Today the ruins of the Qalhat are a UNESCO world heritage site. In medieval times, the ancient city of Qalhat was an important trade town along the shores of the Indian Ocean. The reasons for the decline of the city are unknown but speculations include warfare as well as earthquake activity. The research concentrated on the coastline in the vicinity of Qalhat. The morphology of the coast indicates that the earth surface must have moved upwards in recent times. This can clearly be seen by a staircase of raised marine terraces. Uplifted beaches indicate rather young movement. Evidence is presented that these vertical movements are associated with earthquakes. The paper concludes that the decline of the ancient city of Qalhat is likely related to earthquake activity.
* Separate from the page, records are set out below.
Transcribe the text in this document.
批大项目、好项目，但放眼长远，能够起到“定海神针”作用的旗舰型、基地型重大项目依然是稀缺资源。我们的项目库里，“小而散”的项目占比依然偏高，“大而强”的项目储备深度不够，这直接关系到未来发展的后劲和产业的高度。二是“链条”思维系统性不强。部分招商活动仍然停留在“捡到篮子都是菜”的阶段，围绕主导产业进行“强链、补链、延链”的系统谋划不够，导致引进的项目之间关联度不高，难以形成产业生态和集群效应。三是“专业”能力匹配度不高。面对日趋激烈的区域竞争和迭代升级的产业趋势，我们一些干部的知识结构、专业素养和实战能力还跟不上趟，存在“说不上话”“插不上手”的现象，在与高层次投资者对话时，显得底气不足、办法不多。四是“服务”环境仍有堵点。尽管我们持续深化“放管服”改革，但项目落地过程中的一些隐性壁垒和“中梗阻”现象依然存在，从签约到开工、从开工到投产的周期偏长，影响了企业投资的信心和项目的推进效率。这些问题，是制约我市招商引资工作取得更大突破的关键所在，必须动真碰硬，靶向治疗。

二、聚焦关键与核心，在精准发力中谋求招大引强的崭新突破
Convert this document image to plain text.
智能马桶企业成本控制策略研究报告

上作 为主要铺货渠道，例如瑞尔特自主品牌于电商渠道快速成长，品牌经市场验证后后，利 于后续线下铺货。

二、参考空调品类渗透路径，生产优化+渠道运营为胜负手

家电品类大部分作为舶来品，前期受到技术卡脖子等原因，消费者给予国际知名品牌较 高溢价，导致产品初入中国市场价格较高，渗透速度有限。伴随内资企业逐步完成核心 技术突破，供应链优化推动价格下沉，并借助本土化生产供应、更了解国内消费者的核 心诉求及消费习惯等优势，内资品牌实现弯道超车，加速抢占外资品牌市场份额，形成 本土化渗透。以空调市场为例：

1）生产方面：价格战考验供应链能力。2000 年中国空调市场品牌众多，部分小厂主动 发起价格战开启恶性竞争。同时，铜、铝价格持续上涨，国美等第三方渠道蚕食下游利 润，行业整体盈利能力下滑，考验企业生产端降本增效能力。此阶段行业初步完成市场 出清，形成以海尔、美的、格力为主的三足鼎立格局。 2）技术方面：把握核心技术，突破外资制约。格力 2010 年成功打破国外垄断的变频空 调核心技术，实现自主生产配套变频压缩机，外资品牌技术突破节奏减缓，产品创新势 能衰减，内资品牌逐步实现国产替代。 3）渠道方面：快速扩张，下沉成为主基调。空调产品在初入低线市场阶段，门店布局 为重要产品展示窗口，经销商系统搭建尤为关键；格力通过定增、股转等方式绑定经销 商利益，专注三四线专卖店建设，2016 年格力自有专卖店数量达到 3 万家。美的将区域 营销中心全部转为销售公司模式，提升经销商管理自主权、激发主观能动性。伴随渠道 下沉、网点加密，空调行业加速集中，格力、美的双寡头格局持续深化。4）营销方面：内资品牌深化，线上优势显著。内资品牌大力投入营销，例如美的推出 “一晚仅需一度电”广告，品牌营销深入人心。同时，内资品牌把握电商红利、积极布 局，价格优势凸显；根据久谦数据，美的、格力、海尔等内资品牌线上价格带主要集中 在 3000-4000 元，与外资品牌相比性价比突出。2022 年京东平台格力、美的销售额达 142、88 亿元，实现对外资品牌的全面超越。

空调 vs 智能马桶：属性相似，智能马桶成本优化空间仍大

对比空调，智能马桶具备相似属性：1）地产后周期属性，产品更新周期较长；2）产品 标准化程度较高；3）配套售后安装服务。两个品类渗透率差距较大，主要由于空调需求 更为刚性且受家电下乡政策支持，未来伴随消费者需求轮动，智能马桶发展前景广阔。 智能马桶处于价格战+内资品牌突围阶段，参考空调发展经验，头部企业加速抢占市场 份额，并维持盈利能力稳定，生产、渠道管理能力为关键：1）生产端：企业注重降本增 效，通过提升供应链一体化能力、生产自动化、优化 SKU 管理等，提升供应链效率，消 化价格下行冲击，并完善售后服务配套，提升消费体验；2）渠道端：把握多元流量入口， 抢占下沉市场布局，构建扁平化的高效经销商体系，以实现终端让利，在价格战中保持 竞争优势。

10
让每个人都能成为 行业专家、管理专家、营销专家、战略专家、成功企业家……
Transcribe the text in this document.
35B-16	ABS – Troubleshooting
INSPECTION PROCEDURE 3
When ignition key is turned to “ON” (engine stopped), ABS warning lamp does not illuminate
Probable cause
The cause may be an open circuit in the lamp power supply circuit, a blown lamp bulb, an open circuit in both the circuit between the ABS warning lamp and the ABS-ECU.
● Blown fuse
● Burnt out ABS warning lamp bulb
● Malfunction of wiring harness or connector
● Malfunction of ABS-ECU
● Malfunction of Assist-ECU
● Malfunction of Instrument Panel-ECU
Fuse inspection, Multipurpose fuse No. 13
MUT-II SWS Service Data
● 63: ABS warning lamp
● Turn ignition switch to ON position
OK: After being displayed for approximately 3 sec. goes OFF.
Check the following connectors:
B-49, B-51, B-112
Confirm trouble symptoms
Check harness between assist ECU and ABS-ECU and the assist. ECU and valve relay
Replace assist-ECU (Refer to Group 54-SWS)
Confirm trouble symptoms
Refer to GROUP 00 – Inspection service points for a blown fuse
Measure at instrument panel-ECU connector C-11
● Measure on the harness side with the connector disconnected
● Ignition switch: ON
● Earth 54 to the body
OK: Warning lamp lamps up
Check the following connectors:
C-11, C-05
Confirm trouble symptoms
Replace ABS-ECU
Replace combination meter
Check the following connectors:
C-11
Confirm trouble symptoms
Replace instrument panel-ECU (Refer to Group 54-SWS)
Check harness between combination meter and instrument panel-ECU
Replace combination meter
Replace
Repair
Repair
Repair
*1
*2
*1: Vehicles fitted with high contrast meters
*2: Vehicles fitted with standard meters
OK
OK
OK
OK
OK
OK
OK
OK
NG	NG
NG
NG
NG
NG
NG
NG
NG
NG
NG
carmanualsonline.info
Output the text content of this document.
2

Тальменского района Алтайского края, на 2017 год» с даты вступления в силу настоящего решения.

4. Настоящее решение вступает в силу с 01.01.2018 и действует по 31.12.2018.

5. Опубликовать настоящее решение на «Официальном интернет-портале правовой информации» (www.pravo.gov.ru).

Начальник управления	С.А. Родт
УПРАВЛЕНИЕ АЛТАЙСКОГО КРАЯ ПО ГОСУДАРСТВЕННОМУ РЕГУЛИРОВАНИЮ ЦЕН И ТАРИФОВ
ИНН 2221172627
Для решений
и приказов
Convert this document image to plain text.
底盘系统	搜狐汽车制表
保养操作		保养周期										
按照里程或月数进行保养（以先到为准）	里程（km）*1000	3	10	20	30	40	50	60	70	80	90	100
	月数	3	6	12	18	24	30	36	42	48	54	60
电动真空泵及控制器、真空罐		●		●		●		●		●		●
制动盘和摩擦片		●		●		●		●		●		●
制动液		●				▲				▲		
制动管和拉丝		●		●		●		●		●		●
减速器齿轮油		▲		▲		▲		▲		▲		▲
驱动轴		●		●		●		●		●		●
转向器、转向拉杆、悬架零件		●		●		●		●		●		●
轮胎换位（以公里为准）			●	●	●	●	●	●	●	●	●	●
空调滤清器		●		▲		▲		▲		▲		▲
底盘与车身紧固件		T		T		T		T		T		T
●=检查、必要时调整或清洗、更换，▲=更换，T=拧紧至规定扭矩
This is of relevance as a modern gas liquefaction plant is located along the fault which is the most likely candidate to be responsible for the rupture some 500 years ago.


Example of karstification. The Bimmah sinkhole. (A) location of the sinkhole (dot in the centre) as depicted in the digital elevation model. (B) and (C) the stratigraphy exposed in the sinkhole shows Eocene limestone, overlain by deltaic Pleistocene deposits. Figure taken from the original paper.